Robert Zemeckis’ 1997 adaptation of cosmologist Carl Sagan’s novel Contact feels like a riposte to the biggest evil green men movie of them all, Independence Day, which had been released the previous year.
Ostensibly about the mystery that surrounds a signal of possibly alien origin detected by radio astronomer Dr Ellie Arroway (Jodie Foster), Contact is more concerned with exploring the uneasy relationship that exists between religion, science and politics.
While James Woods’ National Security Advisor Michael Kitz represents the hawkish impulse of authority to control what isn’t fully understood; the push/pull connection shared between Ellie and Christian philosopher Palmer Joss (Matthew McConaughey) suggests that scientific conviction and religious certainty are two sides of the same coin.

Christian philosopher Palmer Joss (Matthew McConaughey) mulls over the role of God in all this in Contact
Indeed, the genius of Contact is in the way its obsessive leading character finds herself acting increasingly on faith the closer she gets to discovering the ultimate truth behind what is, potentially, the greatest scientific breakthrough in human history.
Although she doesn’t believe in the afterlife, a revealing moment early on (following the extraordinary opening shot which pulls back from Earth to follow humanity’s radio broadcasts through the solar system, the Milky Way and beyond) comes when a young Ellie asks her father if they can contact her dead mother via radio.
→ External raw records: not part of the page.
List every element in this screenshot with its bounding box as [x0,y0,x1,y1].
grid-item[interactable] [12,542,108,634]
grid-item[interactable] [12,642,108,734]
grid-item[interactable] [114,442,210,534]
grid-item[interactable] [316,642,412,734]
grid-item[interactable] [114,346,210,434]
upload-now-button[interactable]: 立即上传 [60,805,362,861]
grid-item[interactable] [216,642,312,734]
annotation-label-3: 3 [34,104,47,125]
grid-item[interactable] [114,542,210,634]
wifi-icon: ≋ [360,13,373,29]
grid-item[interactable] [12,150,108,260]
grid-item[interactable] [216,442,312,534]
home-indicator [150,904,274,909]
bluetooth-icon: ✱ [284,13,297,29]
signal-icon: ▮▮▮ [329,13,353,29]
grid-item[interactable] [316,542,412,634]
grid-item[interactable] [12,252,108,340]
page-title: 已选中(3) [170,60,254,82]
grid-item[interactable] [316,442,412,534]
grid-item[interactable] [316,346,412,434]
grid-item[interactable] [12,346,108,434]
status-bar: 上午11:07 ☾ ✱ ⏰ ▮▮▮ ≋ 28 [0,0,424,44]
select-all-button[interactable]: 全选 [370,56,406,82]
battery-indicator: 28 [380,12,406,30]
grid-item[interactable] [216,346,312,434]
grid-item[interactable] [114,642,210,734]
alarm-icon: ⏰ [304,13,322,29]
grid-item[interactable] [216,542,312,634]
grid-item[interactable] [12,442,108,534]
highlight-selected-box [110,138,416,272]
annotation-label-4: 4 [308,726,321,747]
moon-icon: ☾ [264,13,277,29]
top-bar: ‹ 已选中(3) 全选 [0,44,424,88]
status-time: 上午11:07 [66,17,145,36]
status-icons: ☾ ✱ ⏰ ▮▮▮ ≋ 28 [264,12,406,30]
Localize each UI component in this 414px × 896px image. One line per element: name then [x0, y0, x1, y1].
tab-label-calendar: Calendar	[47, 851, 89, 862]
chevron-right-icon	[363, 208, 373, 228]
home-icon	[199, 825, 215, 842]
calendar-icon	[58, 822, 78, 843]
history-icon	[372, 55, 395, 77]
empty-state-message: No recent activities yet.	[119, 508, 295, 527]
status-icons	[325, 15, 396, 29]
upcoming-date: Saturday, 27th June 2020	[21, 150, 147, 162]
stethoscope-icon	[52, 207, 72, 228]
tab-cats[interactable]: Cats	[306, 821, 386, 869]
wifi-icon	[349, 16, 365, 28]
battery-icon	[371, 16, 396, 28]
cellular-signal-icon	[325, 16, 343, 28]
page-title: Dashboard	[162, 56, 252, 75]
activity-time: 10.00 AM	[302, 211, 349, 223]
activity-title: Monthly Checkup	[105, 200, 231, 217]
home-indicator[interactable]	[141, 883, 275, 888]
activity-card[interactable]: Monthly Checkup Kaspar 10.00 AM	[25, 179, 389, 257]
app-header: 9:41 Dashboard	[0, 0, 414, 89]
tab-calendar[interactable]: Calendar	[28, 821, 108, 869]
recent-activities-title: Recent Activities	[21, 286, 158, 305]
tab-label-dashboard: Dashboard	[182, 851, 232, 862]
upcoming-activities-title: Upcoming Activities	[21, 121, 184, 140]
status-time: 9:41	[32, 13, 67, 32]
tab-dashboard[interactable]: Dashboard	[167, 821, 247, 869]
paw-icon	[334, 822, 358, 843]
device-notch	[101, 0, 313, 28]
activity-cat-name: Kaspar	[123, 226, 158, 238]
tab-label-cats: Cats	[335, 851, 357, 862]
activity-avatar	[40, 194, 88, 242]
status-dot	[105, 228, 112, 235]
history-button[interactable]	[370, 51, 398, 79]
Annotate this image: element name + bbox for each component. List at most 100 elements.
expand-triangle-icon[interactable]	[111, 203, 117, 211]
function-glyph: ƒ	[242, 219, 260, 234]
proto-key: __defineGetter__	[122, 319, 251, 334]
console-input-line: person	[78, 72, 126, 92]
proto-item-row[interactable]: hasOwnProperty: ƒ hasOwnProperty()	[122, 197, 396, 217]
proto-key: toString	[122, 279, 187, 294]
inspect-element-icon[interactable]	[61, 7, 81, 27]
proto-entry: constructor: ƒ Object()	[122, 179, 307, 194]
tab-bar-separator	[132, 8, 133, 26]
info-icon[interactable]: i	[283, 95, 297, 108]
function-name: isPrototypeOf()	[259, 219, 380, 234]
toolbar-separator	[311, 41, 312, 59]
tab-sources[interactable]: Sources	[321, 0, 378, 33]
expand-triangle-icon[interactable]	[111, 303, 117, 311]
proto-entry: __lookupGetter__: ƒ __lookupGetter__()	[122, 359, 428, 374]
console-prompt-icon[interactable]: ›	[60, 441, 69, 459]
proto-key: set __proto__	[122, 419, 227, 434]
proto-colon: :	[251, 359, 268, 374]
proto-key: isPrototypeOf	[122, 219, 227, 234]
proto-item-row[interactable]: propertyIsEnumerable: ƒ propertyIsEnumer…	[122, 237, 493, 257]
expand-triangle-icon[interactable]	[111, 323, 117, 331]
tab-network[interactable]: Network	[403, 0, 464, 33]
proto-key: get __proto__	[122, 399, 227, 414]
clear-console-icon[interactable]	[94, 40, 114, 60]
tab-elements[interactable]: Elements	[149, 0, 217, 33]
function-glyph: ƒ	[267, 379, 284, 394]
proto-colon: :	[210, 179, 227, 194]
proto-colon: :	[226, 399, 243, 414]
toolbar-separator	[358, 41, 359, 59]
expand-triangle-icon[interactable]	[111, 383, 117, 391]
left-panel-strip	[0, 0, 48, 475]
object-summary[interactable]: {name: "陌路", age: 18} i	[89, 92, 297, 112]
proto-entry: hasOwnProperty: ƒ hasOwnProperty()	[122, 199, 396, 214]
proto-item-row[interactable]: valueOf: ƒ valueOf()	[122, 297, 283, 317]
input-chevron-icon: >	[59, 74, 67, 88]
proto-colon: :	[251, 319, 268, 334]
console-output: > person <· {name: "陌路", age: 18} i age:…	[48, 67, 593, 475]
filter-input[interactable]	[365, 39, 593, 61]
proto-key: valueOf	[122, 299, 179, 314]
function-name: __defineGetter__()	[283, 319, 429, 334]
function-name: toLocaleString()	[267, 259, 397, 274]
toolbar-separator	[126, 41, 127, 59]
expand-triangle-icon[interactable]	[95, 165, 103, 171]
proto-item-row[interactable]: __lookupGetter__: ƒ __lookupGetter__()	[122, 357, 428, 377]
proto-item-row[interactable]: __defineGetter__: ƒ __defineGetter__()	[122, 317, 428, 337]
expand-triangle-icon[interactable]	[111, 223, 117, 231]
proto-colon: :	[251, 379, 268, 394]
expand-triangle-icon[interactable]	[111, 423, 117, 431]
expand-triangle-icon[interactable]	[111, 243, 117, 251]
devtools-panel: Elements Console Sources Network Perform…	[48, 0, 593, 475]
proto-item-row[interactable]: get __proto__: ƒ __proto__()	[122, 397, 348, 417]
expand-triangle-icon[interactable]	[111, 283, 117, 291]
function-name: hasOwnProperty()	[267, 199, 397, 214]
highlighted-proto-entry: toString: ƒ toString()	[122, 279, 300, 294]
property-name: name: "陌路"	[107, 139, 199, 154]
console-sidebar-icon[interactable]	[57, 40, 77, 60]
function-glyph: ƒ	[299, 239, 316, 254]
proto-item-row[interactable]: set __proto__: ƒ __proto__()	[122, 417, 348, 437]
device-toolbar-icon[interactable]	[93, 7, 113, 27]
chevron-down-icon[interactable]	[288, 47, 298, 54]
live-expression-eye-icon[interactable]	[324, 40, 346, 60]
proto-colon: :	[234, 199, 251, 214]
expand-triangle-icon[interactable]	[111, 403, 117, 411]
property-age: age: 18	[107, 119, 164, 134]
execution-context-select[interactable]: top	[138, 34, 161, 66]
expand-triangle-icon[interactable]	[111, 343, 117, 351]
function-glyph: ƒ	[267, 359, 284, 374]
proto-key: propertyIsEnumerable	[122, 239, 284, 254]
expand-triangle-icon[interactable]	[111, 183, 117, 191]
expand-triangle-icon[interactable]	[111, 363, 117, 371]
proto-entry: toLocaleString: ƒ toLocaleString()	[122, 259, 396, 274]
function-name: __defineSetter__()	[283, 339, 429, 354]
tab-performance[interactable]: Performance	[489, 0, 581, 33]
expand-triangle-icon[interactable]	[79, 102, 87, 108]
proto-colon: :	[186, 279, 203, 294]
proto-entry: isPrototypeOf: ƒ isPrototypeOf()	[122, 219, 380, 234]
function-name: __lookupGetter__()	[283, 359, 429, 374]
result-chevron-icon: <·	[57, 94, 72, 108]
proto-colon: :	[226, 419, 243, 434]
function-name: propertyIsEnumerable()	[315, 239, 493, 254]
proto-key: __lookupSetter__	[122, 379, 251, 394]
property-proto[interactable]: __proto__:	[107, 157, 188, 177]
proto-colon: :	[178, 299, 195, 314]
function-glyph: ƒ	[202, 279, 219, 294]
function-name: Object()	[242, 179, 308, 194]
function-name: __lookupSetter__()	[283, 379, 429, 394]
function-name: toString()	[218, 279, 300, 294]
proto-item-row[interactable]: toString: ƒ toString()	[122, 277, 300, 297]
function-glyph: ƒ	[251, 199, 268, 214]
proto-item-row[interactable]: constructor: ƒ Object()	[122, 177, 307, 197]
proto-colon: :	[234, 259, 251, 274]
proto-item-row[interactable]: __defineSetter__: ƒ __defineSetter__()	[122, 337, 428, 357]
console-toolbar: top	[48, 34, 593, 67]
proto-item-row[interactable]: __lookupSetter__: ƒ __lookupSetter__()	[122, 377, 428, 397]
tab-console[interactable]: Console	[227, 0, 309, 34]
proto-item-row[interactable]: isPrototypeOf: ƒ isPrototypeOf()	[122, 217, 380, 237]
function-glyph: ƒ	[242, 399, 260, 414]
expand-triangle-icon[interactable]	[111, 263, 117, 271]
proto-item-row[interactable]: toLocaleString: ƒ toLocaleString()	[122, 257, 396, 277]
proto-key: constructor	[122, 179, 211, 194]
This is reflected later in the film when, following an apparent trip to the other side of the universe, she finds herself in heaven, for all intents and purposes.
Foster is perfectly cast in the role of the dogged and inquisitive Ellie. Not everyone can carry off speeches that contain the words “Einstein Rosen Bridge” (aka wormhole) and Foster imbues her lines with a conviction that could have you fooled into thinking she’s Professor Brian Cox’s mentor.
While not the finished Oscar-winning item he would later become, McConaughey brings his good ol’ Southern charm to the role of Joss, who gets to present the other side of the argument without succumbing to Bible-thumping craziness (that role’s taken by Jake Busey’s wildly exaggerated preacher in one of the film’s only missteps).
After incorporating Kennedy, Johnson and Nixon into Forrest Gump (1994), Zemeckis went one better by interweaving footage of sitting US President Bill Clinton’s press conferences into the narrative of Contact.
It’s a gamble that works and adds an extra layer of authenticity to a film that never apologises for wanting to make you think, rather than suggesting you switch off your brain on the way in.
Contact ultimately lets us decide for ourselves whether the mysterious signal is the work of an alien intelligence or not. It’s a question really of how much you believe.